Der Wunschzettel des Intendanten
"Schon lange auf dem Wunschzettel" stehen hatte Schlömp einen Auftritt der Sopranistin Golda Schultz. Am 22. Juni 2021 geht der Wunsch in Erfüllung. Auch eine Liederwerkstatt wird es wieder geben. Noch nicht vollständig gesichert sind die geplanten Auftritte des Mariinsky Chorus mit russischer Chormusik sowie von Mischa und Lily Maisky (Vater und Tochter, Cello und Klavier).
Damit ist die Liste der Gastspiele von Musikerinnen und Musikern mit klangvollen Namen noch nicht zu Ende.
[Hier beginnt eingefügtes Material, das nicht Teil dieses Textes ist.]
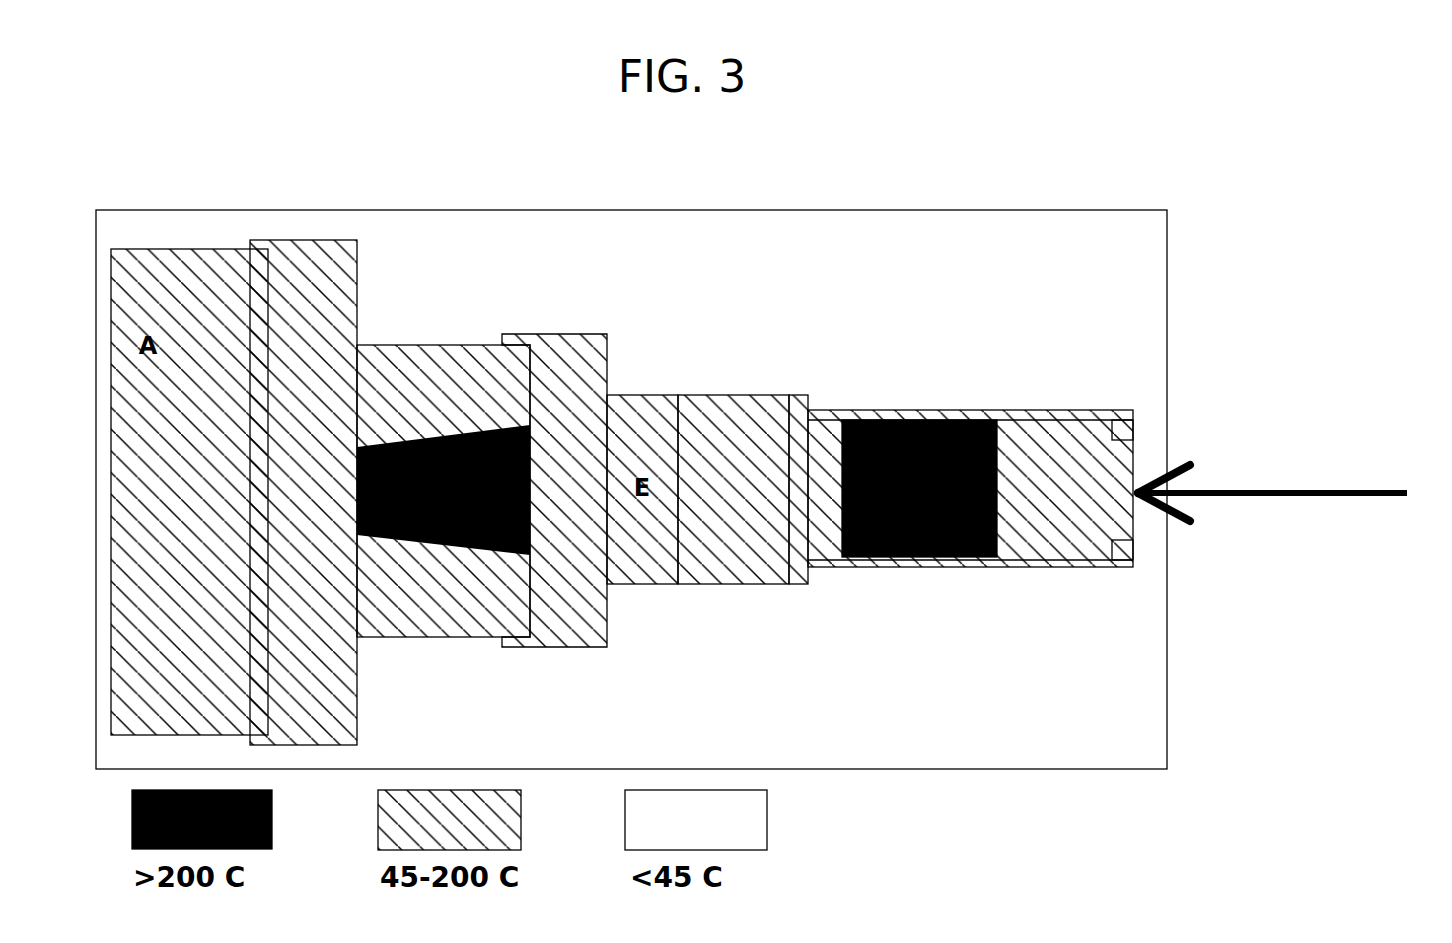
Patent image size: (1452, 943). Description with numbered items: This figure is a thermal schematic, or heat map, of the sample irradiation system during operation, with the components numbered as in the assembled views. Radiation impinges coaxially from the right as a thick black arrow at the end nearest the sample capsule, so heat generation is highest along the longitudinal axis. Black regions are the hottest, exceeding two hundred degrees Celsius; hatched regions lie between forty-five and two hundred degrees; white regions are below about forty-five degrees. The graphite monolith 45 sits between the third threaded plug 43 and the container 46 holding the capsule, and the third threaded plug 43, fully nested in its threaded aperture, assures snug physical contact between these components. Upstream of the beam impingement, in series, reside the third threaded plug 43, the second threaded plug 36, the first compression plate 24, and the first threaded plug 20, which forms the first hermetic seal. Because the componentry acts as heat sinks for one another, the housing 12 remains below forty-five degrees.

The housing 12 is at (913, 743).
The first threaded plug 20 is at (307, 373).
The first compression plate 24 is at (450, 622).
The second threaded plug 36 is at (583, 345).
The third threaded plug 43 is at (723, 400).
The graphite monolith 45 is at (903, 544).
The container 46 is at (814, 398).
Zu hören sein werden auch die Cellistin Sol Gabetta, die Pianisten Jean-Yves Thibaudet und Herbert Schuch sowie der Geiger Pinchas Zukerman.
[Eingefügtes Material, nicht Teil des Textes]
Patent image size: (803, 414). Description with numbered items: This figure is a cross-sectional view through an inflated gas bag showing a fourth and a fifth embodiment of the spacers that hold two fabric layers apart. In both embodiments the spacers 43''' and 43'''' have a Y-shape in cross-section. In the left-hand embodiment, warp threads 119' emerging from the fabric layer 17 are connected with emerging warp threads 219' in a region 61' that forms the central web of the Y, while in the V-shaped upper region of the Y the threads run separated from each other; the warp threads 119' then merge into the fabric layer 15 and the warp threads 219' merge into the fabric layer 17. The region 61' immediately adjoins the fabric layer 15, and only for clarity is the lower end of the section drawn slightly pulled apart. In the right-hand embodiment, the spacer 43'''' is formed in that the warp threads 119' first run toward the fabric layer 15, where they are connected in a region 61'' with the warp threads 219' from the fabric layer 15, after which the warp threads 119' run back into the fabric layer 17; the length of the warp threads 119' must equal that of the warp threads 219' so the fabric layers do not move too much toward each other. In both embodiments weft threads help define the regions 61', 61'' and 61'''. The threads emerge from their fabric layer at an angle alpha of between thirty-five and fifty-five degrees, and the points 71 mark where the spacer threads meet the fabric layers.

Dem Andenken von Hannelore Elsner gewidmet ist ein Rezitationskonzert mit Martina Gedeck. When I'm Sixty-Four nennt der Geiger Nigel Kennedy das Programm, das er am 11. Juli 2021 im Innenhof des Luitpoldbads mit Band spielen will. Er ist dann bereits ein gutes halbes Jahr 64.
Defizitobergrenze
Dass das Konzept des Festivals mit dessen Defizitobergrenze "in Einklang steht", ist ein großes Anliegen der Stadt. Einfach zu garantieren ist das nicht. Denn letztlich hängt es zum wesentlichen Teil vom Besucherverhalten und der Auslastung der Konzerte ab, wie hoch das Defizit ausfällt. Oberbürgermeister Dirk Vogel wies zudem auf den Vorbehalt hin, unter dem das Programm für 2021 wegen der Unsicherheiten der Corona-Pandemie steht. Grundsätzlich segnete der Stadtrat das Programm aber jetzt erst einmal einstimmig ab.